After we got back, Teddy and Devil had both worked up a good sweat, so they got coolers and some stall time with hay and water to warm up and dry off. An hour later, Devil was lame from what we believe was Tying Up. For those not familiar, it’s basically muscle cramps. Hand walking helped some. We dosed him with electrolytes and did call the vet a little to discuss things with her. If it hasn’t resolved by morning, we will have her out to see if we are missing something. In the summer, it’s easy to think about adding salt and keeping horses hydrated, but in the winter, we don’t think about it as much. I suspect Devil was just a little low on fluids before we started the ride and with his thick winter coat, he sweated enough out to cause a minor problem.
Anna also got to take King out for a short 4 mile ride later in the afternoon, but Amanda elected to spend most of the day inside because she doesn’t have enough (read any) body fat to maintain temperatures when it’s blustery out.

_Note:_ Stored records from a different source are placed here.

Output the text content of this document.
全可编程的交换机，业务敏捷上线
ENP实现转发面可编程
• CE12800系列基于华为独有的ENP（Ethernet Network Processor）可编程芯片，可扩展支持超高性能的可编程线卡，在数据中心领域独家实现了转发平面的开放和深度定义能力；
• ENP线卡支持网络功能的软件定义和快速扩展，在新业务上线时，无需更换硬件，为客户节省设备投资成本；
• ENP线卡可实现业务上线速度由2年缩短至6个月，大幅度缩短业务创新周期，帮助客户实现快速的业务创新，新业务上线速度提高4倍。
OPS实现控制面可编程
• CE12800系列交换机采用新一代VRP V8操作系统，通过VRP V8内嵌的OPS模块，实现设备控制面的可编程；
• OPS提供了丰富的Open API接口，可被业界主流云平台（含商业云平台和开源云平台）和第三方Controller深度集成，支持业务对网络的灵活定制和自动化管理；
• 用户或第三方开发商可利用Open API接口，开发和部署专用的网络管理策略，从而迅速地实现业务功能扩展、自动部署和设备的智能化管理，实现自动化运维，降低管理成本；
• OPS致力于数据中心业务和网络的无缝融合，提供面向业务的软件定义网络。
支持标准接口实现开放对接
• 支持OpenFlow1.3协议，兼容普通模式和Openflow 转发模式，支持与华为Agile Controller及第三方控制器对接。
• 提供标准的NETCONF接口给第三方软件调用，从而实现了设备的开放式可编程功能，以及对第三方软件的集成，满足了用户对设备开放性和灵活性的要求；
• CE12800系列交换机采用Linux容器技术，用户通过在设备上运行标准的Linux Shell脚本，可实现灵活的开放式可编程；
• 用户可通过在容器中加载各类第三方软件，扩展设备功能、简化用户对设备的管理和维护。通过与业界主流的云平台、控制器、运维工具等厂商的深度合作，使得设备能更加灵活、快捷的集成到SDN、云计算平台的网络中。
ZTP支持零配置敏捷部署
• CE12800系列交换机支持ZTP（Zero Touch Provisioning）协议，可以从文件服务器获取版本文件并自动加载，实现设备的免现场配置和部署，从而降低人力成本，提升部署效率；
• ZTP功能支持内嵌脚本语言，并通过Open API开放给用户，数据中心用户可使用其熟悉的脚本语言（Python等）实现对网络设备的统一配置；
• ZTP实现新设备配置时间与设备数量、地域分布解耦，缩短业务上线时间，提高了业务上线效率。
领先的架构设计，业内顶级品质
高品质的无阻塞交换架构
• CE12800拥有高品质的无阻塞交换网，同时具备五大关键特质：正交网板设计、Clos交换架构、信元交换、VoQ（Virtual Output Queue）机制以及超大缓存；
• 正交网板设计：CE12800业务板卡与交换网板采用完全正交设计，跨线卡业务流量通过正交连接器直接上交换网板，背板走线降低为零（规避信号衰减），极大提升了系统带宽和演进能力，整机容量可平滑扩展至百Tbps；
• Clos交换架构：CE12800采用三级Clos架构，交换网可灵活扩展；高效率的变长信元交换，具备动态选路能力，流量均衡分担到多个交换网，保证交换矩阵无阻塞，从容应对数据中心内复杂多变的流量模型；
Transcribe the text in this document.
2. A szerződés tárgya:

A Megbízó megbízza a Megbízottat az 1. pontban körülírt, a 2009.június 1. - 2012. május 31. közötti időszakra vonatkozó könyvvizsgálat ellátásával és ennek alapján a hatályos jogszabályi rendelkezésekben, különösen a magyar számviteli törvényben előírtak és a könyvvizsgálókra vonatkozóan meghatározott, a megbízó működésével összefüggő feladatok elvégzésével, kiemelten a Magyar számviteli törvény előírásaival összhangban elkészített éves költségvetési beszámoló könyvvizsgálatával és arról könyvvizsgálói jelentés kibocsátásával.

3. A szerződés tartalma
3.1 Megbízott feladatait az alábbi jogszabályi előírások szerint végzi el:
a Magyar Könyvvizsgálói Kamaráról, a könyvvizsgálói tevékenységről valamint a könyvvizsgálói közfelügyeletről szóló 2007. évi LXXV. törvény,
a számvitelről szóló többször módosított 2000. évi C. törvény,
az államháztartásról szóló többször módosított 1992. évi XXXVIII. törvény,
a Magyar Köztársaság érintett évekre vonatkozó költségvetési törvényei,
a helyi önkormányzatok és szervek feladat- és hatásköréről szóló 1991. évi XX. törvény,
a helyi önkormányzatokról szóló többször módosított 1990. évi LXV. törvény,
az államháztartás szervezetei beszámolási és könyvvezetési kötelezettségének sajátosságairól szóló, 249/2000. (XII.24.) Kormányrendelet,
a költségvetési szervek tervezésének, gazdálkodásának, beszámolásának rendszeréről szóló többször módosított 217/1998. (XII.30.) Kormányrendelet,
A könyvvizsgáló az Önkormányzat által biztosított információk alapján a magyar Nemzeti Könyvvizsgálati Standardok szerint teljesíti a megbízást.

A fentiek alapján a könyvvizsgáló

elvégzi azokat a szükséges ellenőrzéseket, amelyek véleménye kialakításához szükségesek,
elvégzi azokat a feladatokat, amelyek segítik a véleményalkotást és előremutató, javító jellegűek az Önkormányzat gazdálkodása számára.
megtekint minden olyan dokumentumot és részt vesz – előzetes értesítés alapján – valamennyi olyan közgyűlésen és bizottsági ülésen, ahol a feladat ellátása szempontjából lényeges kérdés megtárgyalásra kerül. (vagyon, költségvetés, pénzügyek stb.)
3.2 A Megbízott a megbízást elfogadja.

On Sunday morning, there was a distinct chill in the air, everything was wet from the 3.5+” of rain we received Friday-Saturday, and the wind was blowing steady. Like many other weekends, everyone was up early and we headed out to the barn to load up horses. We were headed to the WGHA Ghost Ride at Goddard State Park in RI. However, this particular Sunday outing was different for 2 important reasons: Amanda got to take Huey on the ride and King was going as well. Amanda and Huey have been doing a lot of rides from the house and also lessons with Pony Club. However, until now, Amanda didn’t get to join the family at trail riding events away from home. They were finally ready to join us on the trails with other riders around. Last weekend, Alex rode King 4 miles on the trails from home. King hasn’t left our farm for a ride since the summer of 2014. He has been combating injury from a tendon strain, Lyme, general arthritis, and more recently, EPM. In all honesty, after this summer, we thought it was unlikely he would ever go to an organized ride again.
The ride was at Goddard State Park which has 6 miles of bridle paths. While the trails are open, wide, and scenic, the park is usually crowded. This weekend we got to share the area with a 5k race being held on the roads of the park. Alex and King led our group for most of the ride. Alex describes riding King as “smooth” and “light as a feather” with his floating trot and high energy (but without the spookiness characteristic of the arabs). I’m sure it also feels different considering King is 8″ taller than Dakota. Amanda did great controlling Huey. The temperature definitely sucked the energy out of Amanda faster than normal, so I did put a lead line on Huey for the second half of the 6 mile loop.
While we had the option of doing multiple loops, we elected to stop after 1 successful loop. Amanda really wants to ride the hunter paces next summer, so she plans to try to ride for longer periods of time. It is nice for our whole family to be able to ride as a group at the events.